La seconda ondata del Covid ha colpito il mercato del lavoro italiano, nonostante sia attivo il blocco dei licenziamenti fino a fine marzo. A dicembre, dice infatti l’Istat nel suo ultimo aggiornamento sull’andamento dell’occupazione e della disoccupazione in Italia, tornano a calare gli occupati e si registra un incremento dei disoccupati e degli inattivi.
Il tasso di occupazione scende al 58,0% (-0,2 punti percentuali) e colpisce soprattutto le donne, senza risparmiare però tutti gli altri. L’unica eccezione è rappresentata dagli ultracinquantenni che mostrano una crescita. In termini più concreti quello che è accaduto è che rispetto a novembre 2020 a dicembre si sono persi 101 mila posti di lavoro e rispetto al dicembre di un anno prima la contrazione è stata di 444 mila unità ( – 1,9%).

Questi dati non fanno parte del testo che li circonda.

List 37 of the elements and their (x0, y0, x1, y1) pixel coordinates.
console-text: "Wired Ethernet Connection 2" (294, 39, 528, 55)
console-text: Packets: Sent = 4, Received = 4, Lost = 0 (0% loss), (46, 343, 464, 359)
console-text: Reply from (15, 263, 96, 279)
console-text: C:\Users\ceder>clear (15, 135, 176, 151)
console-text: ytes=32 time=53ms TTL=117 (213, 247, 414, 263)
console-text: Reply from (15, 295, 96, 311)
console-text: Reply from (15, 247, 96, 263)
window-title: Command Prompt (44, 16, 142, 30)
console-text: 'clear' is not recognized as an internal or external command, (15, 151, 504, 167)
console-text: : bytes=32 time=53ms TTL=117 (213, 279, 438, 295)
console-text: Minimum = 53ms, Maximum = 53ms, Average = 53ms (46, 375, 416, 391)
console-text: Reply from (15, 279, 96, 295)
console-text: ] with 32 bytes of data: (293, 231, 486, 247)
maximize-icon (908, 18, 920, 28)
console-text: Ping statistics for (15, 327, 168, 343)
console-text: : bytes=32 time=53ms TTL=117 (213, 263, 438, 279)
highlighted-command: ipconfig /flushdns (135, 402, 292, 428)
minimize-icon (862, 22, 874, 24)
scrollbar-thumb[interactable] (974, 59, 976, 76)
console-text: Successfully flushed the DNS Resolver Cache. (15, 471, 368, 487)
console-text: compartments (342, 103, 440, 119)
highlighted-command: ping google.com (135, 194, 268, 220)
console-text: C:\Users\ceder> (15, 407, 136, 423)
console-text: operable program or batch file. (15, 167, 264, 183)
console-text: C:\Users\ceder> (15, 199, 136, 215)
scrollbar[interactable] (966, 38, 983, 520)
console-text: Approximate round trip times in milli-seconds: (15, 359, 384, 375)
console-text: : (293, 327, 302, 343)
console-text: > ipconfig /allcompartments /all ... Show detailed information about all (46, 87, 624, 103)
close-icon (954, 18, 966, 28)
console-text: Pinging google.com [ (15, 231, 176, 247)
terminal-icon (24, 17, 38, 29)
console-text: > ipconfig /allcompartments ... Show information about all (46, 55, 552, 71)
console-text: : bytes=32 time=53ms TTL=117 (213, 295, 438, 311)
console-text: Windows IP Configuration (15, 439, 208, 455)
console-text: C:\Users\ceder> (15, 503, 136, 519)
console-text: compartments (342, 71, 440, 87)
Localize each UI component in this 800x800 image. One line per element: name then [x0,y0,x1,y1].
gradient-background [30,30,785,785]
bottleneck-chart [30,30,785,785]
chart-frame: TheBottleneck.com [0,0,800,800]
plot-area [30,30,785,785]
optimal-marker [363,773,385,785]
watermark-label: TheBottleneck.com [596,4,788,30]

Anche il tasso di disoccupazione, ovviamente, sale (ma in questo caso non è cosa positiva) e si attesta al 9%, sfiorando il 30% tra i più giovani (29,7%). L’altro dato in crescita (neanche questo da leggere con positività però) è quello del numero degli inattivi (cioè coloro che hanno perso le speranze e che hanno deciso di non cercarlo proprio più il lavoro): sono 42mila persone in più in questa condizione tra donne, 15-24enni e 35-49enni. In termini percentuali questo vuol dire che il tasso di inattività è ora al 36,1% (+0,1 punti).
Se poi si volge lo sguardo indietro, ad un anno fa, si vede che gli inattivi sono aumentati addirittura del 3,6%, ovvero di 482mila unità in termini assoluti. Eppure, come si diceva, c’è il blocco dei licenziamenti. Già, ma questo provvedimento non può certo evitare il mancato rinnovo dei contratti a termine scaduti o la fine di altre tipologie di collaborazioni.
E soprattutto il blocco dei licenziamenti non può evitare un altro fenomeno di cui sempre l’Istat ha dato conto il mese scorso ovvero la chiusura delle aziende e la non riapertura di molte di esse. Dal report emerge infatti che a fronte di un 68,9% di imprese in piena attività nonostante l’emergenza sanitaria da Covid, il 23,9% è parzialmente aperta e svolge la propria attività in condizioni limitate per spazi, orari e accesso della clientela, ma il 7,2% sono chiuse.
Parliamo di circa 73 mila aziende che pesano per il 4% dell’occupazione e che hanno dichiarato di essere chiuse. Ma ciò che più preoccupa è che di queste 73 mila imprese, 55 mila prevedono di riaprire e 17 mila no (l’1,7% delle imprese pari allo 0,9% degli occupati).
Dietro questi numeri si nasconde una “bomba sociale”, dicono i sindacati. La proposta per evitare la deflagrazione che arriva dalle Confederazioni, CGIL in primis, sarebbe quella di prorogare il blocco dei licenziamenti oltre il 31 marzo e di utilizzare il tempo a disposizione per riformare subito il sistema di protezioni sociali e per discutere e attuare un piano straordinario di investimenti per sostenere la creazione di nuova occupazione.
Ovviamente per fare tutto ciò c’è bisogno di un Governo, anche piuttosto solido. Speriamo che arrivi quindi, ma soprattutto speriamo non arrivi troppo tardi.